El ministro de Educación, Luis Miguel De Camps, sostuvo que la consulta busca recoger los aportes de todos los sectores para construir un modelo educativo capaz de responder a los desafíos del presente y del futuro. Por su parte, el ministro de Educación Superior, Rafael Santos Badía, destacó la necesidad de adecuar la formación y los procesos de aprendizaje a una generación que crece en un entorno cada vez más dinámico y tecnológico.  

La iniciativa llega en un momento oportuno.

La revolución tecnológica está transformando el mercado laboral a una velocidad que los sistemas educativos tradicionales apenas logran seguir.

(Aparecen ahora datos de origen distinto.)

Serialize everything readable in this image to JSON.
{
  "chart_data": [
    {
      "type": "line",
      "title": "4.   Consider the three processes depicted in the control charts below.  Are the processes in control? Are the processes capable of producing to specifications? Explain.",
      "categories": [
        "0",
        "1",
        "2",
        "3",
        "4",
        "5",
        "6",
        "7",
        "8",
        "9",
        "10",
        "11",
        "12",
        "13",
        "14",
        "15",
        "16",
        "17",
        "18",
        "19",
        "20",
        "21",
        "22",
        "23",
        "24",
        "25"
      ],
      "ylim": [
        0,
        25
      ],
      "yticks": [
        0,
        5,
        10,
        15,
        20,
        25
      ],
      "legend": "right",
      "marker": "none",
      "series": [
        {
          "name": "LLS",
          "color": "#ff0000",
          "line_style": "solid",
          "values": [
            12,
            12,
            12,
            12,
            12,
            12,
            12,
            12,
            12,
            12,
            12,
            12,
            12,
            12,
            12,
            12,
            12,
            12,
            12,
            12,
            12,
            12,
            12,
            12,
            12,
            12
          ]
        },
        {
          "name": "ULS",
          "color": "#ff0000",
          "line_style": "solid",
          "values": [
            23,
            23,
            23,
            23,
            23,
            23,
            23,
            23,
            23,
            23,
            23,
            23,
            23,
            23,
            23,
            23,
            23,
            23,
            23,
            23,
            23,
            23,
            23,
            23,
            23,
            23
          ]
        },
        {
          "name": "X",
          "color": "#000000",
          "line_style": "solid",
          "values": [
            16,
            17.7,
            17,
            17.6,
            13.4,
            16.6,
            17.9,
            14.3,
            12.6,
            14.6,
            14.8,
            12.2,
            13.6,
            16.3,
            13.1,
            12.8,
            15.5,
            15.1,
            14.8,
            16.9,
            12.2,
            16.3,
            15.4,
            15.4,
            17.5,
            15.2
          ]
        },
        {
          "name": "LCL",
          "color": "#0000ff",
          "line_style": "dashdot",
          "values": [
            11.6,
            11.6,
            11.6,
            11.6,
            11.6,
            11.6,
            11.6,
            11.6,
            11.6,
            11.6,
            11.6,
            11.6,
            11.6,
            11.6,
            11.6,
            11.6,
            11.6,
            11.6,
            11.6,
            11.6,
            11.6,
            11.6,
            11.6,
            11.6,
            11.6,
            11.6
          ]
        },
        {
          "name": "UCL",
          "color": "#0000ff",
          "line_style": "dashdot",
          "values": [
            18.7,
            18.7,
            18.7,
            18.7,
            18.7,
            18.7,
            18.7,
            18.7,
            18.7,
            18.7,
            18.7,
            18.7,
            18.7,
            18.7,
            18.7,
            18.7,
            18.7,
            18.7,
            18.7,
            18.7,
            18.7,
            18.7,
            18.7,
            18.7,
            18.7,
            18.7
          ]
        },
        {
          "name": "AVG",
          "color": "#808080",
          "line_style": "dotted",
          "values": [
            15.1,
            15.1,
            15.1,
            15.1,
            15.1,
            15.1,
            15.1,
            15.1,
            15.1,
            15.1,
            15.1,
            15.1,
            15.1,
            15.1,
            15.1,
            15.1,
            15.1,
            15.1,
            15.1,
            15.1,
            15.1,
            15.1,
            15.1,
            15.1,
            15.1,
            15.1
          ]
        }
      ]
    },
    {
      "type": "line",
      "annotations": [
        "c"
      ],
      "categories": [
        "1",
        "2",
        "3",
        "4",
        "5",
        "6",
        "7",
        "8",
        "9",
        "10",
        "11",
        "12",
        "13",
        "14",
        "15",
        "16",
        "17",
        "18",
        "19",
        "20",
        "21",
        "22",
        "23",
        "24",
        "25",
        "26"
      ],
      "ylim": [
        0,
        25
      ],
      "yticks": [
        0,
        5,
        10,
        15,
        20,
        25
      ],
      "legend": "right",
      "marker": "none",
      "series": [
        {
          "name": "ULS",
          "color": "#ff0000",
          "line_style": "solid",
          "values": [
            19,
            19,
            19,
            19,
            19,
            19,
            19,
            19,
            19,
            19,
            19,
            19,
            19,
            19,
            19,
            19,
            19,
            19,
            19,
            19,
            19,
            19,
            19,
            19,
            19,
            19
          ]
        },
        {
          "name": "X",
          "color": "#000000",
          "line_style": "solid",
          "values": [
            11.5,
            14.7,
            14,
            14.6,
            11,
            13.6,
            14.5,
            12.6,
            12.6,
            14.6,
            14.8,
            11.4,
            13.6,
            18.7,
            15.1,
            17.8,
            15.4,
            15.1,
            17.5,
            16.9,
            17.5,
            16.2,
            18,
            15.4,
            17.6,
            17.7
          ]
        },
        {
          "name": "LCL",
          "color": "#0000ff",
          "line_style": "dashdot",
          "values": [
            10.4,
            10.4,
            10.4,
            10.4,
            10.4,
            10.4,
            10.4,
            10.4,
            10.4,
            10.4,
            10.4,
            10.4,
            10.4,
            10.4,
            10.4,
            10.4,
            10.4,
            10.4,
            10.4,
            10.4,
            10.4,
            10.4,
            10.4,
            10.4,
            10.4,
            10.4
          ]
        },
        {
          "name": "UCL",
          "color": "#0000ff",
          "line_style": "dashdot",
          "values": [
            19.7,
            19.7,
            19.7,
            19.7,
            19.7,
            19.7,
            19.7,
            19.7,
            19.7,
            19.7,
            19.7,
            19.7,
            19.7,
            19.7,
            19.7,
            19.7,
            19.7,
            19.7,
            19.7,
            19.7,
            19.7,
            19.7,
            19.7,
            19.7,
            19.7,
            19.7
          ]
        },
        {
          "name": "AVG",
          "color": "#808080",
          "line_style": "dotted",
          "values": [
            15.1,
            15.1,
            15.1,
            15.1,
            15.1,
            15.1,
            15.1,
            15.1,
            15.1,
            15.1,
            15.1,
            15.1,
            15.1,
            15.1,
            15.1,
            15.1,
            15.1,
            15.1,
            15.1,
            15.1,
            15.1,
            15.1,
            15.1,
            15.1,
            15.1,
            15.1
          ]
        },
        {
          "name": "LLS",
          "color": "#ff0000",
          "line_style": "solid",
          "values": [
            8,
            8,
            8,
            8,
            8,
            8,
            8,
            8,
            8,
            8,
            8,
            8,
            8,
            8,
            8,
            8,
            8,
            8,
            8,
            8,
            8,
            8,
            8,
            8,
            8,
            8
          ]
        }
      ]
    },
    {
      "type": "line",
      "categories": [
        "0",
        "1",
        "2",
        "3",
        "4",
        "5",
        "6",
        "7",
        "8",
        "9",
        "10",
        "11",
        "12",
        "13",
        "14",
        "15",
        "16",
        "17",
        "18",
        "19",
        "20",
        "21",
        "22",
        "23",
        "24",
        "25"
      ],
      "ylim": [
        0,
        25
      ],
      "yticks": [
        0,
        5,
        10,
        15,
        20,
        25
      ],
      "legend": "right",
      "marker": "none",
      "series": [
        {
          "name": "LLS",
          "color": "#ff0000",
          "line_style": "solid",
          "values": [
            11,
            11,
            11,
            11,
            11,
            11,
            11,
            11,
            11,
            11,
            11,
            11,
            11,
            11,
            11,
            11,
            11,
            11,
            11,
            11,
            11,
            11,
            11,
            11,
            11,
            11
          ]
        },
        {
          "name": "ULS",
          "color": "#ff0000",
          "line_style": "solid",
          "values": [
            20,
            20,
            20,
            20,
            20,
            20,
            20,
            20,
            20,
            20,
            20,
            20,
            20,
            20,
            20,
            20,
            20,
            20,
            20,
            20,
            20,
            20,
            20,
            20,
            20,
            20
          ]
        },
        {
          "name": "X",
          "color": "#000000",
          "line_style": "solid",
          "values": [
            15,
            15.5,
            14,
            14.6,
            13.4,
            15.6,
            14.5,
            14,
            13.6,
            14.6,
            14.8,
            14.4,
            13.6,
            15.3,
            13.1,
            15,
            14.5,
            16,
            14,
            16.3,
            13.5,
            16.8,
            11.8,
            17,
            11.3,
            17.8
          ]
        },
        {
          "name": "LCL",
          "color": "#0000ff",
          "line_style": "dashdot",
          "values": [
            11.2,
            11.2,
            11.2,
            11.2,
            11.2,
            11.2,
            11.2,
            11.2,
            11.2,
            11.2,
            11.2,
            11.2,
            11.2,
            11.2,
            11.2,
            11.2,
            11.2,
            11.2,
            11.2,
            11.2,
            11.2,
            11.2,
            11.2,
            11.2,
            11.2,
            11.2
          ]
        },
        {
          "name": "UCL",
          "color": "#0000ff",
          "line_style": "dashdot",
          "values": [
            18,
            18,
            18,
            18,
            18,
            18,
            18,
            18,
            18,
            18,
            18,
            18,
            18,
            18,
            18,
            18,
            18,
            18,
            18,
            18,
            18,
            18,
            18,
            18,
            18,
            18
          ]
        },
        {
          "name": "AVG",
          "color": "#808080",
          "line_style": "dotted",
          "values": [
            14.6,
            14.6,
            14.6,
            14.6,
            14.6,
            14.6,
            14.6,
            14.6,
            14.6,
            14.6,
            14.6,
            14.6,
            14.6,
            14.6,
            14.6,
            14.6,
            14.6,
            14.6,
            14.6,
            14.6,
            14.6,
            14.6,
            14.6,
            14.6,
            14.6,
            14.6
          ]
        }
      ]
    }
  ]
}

Y un país que aspire a competir en áreas como semiconductores, manufactura avanzada, inteligencia artificial o servicios de alto valor agregado necesitará algo más que escuelas.

Necesitará una educación diseñada para el siglo XXI.

Porque las reformas educativas suelen producir pocos titulares inmediatos.

Pero terminan definiendo el país que existe veinte años después.